Many wines are often sold under different brand names, or sold with a very generic label (Merlot - France).

Of course these wines will all have come from a chateau/co-operative/blender somewhere, I was wondering if there was anything on the label that would identify these wines further, or if it is pot luck.

3 Answers 3


Depends on the country, but companies can make it very hard to find where the wine is made and where the grapes are grown. Looking at large supermarket brands, sometimes all that is necessary is listing country of origin and a vague address on the back (and other things like alcohol % and size of bottle). They don't even need to put the types of grapes on if they don't want too. So, to your questions, if you can't find anything on the label about the manufacturer of the wine, it will be very difficult to track it down if they don't want. That's the price you are paying, a super low price without a lot of questions asked.

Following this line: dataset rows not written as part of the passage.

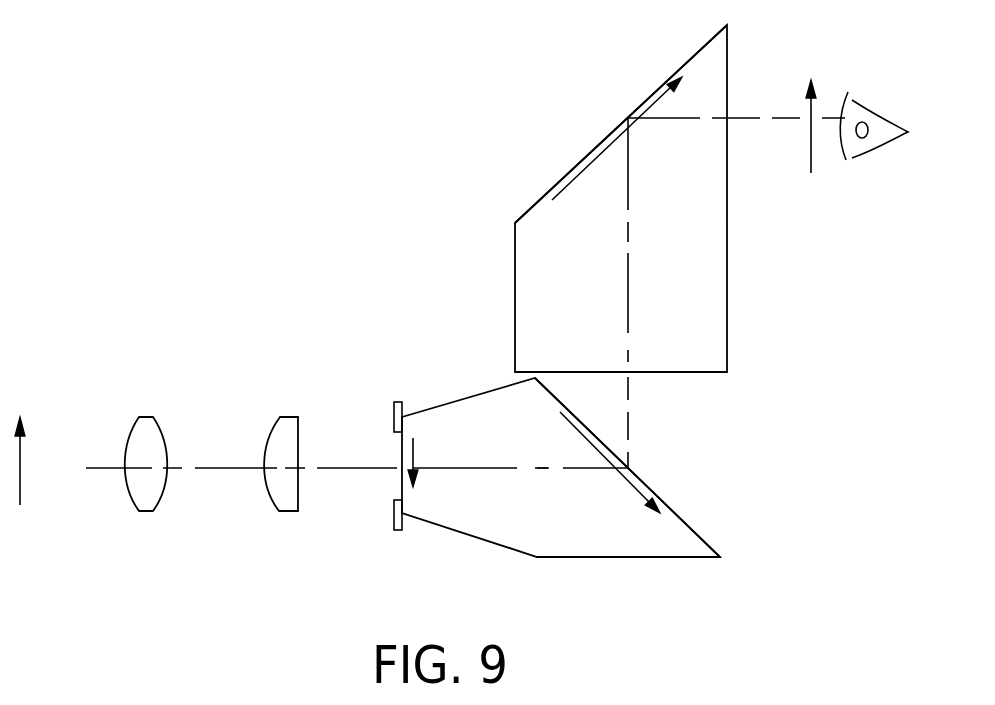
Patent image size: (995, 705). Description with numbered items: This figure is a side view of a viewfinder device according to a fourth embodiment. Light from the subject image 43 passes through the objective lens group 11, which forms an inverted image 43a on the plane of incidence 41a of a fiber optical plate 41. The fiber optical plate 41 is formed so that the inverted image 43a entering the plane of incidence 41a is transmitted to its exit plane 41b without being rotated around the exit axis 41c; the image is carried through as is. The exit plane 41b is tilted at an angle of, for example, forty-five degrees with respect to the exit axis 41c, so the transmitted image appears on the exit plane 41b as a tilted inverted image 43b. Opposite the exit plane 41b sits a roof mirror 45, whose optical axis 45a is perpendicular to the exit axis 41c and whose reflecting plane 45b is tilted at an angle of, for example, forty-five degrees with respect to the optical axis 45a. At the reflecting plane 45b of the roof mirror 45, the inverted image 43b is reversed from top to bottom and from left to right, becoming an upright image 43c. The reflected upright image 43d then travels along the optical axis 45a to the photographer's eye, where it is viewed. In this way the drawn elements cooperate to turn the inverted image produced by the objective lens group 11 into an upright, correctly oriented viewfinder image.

The objective lens group 11 is at (312, 412).
The fiber optical plate 41 is at (475, 520).
The plane of incidence 41a is at (400, 484).
The exit plane 41b is at (702, 535).
The exit axis 41c is at (543, 466).
The subject image 43 is at (20, 446).
The inverted image 43a is at (420, 469).
The inverted image 43b is at (630, 483).
The upright image 43c is at (594, 160).
The reflected upright image 43d is at (811, 147).
The roof mirror 45 is at (700, 302).
The optical axis 45a is at (628, 333).
The reflecting plane 45b is at (544, 205).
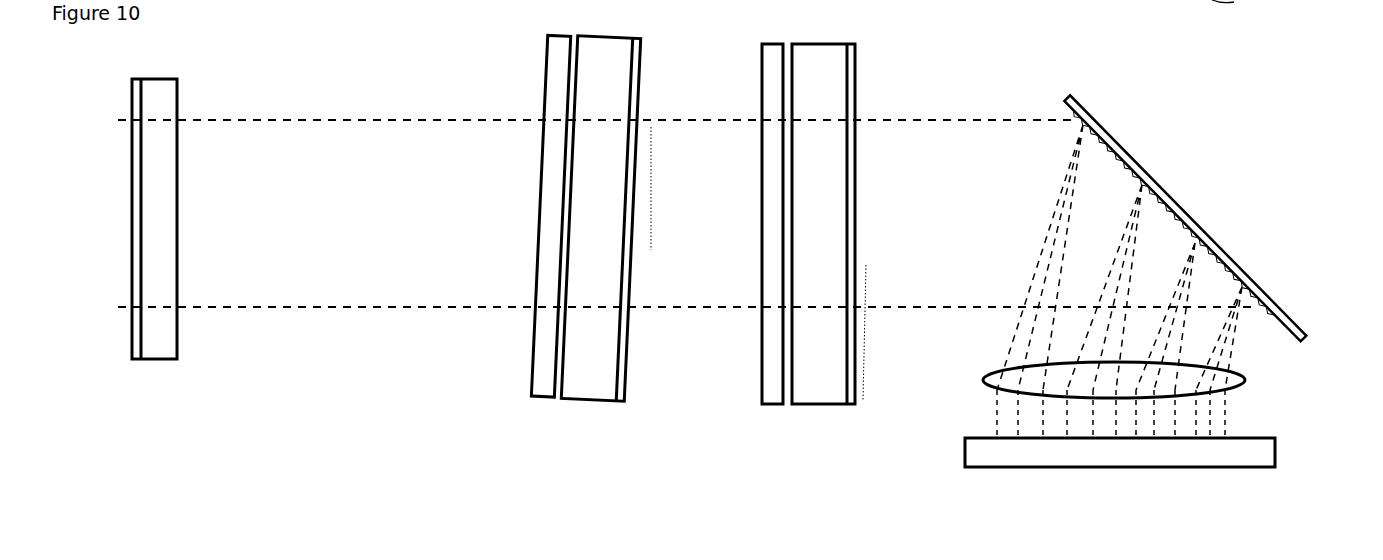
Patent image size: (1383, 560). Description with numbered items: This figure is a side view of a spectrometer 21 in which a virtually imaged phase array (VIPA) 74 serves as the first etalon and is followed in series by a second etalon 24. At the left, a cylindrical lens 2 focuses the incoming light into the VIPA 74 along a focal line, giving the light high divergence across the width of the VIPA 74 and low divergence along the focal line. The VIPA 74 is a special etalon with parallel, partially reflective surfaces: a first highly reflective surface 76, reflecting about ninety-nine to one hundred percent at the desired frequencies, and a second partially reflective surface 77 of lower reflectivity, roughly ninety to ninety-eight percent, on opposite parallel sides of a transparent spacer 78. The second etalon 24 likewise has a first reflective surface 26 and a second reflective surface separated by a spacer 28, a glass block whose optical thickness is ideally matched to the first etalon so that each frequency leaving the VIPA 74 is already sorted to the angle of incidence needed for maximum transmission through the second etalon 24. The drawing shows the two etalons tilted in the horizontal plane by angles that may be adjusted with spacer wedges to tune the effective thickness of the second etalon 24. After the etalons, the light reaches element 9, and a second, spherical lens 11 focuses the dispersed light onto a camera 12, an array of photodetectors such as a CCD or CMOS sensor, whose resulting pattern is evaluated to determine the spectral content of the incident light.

The cylindrical lens 2 is at (158, 345).
The dual-etalon spectrometer 21 is at (385, 17).
The virtually imaged phase array (VIPA) 74 is at (584, 241).
The first highly reflective surface 76 is at (550, 216).
The second partially reflective surface 77 is at (624, 219).
The transparent spacer 78 is at (600, 218).
The second etalon 24 is at (809, 241).
The first reflective surface 26 is at (772, 224).
The spacer 28 is at (823, 224).
The diffraction grating 9 is at (1120, 142).
The second lens 11 is at (993, 365).
The camera 12 is at (1280, 450).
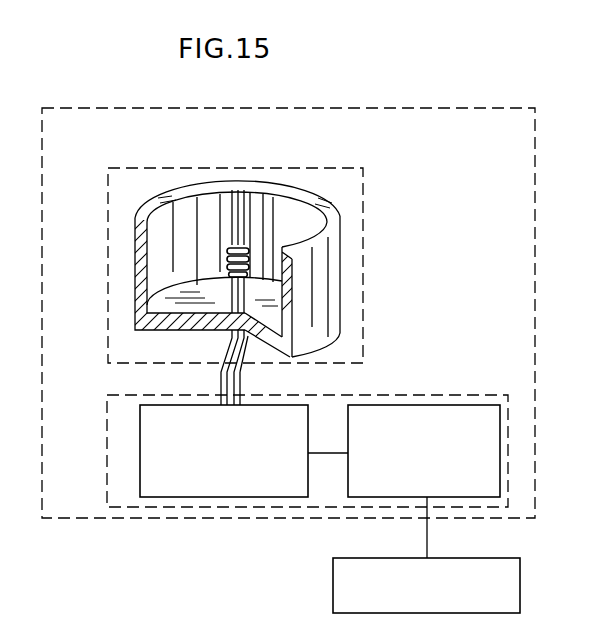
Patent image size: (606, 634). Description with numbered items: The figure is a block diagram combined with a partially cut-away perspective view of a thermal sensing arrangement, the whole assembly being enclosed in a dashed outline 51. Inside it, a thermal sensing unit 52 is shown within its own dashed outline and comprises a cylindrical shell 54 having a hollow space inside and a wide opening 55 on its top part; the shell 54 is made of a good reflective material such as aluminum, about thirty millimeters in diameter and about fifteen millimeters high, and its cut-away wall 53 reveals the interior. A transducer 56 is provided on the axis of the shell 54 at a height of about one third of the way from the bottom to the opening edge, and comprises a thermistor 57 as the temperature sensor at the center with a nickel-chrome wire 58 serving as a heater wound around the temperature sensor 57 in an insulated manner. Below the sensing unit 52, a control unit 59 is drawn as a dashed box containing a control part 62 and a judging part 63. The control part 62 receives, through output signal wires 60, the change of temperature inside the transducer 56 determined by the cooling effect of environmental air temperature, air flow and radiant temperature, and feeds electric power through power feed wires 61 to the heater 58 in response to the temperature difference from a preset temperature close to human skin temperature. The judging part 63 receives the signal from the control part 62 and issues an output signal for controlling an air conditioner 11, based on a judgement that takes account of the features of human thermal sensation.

The air conditioner 11 is at (520, 580).
The detecting apparatus 51 is at (470, 108).
The thermal sensing unit 52 is at (363, 246).
The vessel 53 is at (147, 268).
The cylindrical shell 54 is at (336, 323).
The wide opening 55 is at (277, 211).
The transducer 56 is at (210, 140).
The thermistor 57 is at (234, 243).
The nickel-chrome wire 58 is at (230, 250).
The control unit 59 is at (443, 388).
The output signal wires 60 is at (247, 384).
The power feed wires 61 is at (225, 383).
The control part 62 is at (178, 498).
The judging part 63 is at (358, 497).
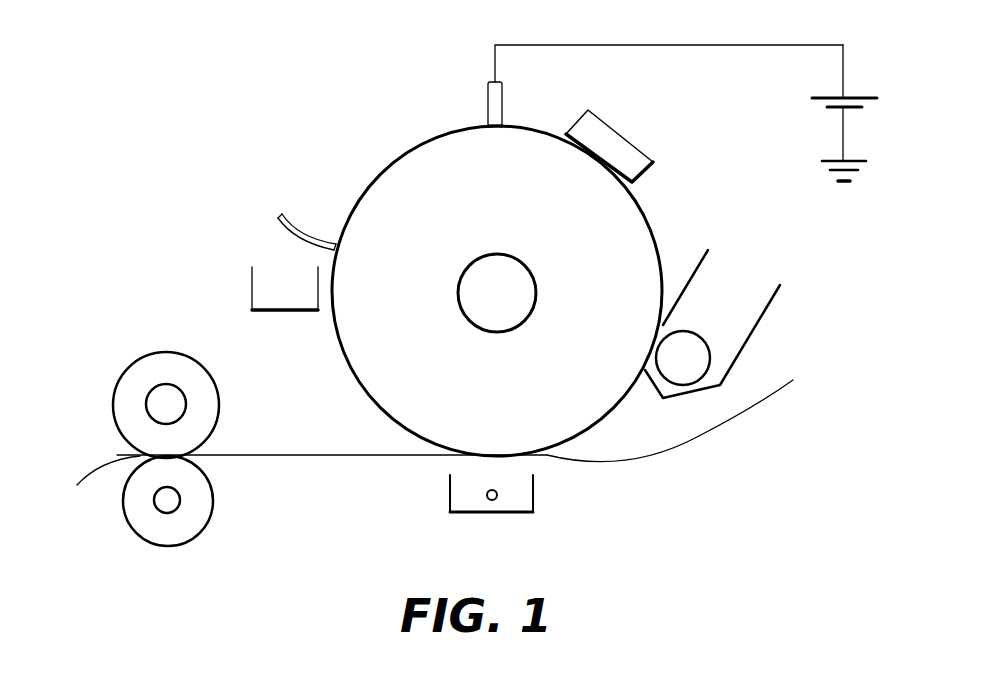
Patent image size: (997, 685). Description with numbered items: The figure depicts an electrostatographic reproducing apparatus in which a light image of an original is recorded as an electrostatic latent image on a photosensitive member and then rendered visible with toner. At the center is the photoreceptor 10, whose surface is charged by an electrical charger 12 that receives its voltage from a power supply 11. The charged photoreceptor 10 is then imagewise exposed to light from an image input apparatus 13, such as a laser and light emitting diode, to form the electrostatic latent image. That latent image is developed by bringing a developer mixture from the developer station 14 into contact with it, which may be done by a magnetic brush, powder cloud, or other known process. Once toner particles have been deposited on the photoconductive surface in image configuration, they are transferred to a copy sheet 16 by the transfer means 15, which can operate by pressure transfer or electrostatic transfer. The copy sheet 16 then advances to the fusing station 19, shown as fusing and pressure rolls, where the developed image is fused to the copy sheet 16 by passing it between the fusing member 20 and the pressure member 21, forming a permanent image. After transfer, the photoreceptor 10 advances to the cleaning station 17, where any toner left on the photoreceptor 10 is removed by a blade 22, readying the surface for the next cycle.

The photoreceptor 10 is at (650, 230).
The power supply 11 is at (845, 72).
The electrical charger 12 is at (500, 110).
The image input apparatus 13 is at (628, 150).
The developer station 14 is at (728, 292).
The transfer means 15 is at (533, 510).
The copy sheet 16 is at (745, 417).
The cleaning station 17 is at (263, 235).
The fusing station 19 is at (155, 450).
The fusing member 20 is at (212, 390).
The pressure member 21 is at (205, 508).
The blade 22 is at (298, 232).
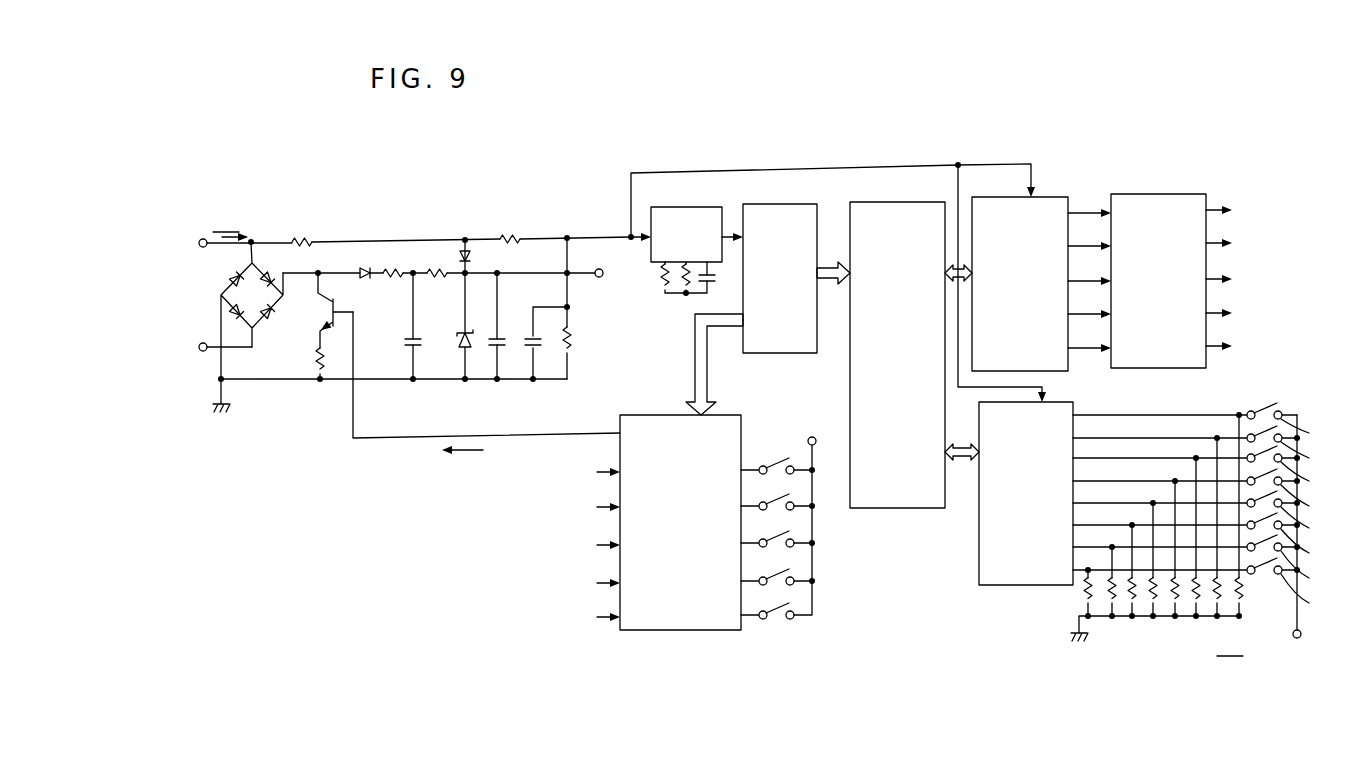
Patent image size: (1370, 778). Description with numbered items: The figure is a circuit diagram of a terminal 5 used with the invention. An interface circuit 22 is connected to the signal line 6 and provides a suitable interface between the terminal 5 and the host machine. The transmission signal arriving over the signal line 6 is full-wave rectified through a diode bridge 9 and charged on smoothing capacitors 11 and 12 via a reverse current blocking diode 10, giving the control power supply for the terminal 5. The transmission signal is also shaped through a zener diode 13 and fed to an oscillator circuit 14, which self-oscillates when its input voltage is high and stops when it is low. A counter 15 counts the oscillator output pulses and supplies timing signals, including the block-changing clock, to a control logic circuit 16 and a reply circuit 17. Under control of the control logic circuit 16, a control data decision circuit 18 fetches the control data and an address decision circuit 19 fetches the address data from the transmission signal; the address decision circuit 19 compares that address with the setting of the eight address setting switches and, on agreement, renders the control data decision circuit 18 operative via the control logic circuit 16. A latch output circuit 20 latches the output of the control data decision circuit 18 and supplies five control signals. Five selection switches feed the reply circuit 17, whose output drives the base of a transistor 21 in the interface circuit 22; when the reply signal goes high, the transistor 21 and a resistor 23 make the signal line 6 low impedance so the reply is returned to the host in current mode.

  • That was my gut feeling, I've seen Lidl try and charge £8 a bottle for an ok wine, but with only the country and variety on the label. The contents could be almost anything and even worse, could be changed at a moments notice
    – Neil P
    Commented Sep 25, 2018 at 15:56
  • 1
    Trader Joe's does this in the US. Most of the wines are from "California" and have no vintage. But this is the price you are paying not to care where they come from. Commented Sep 25, 2018 at 17:56

Usually you can get a significant amount of information from a wine label. I would suggest simply doing an Internet search for a comprehensive review of what you can glean from a label. Wines, such as those marketed as Trader Joe’s Charles Shaw label, are not specific to a vintage or region for that matter. If I recall correctly these wines referred to as “Two Buck Chuck” has sold for $1.99 a bottle and is a blend of grapes from many unidentified sources, but may be listed as a California Merlot, etc., specificity beyond that is a guess as to region or vintage.


For wine from France, all bear address of the producer or the cooperative due to traceability and customs, it may however be retagged out of the country. Most French wines also bear AOP information, which states the geographical domain of production.

As for other countries, I don't know.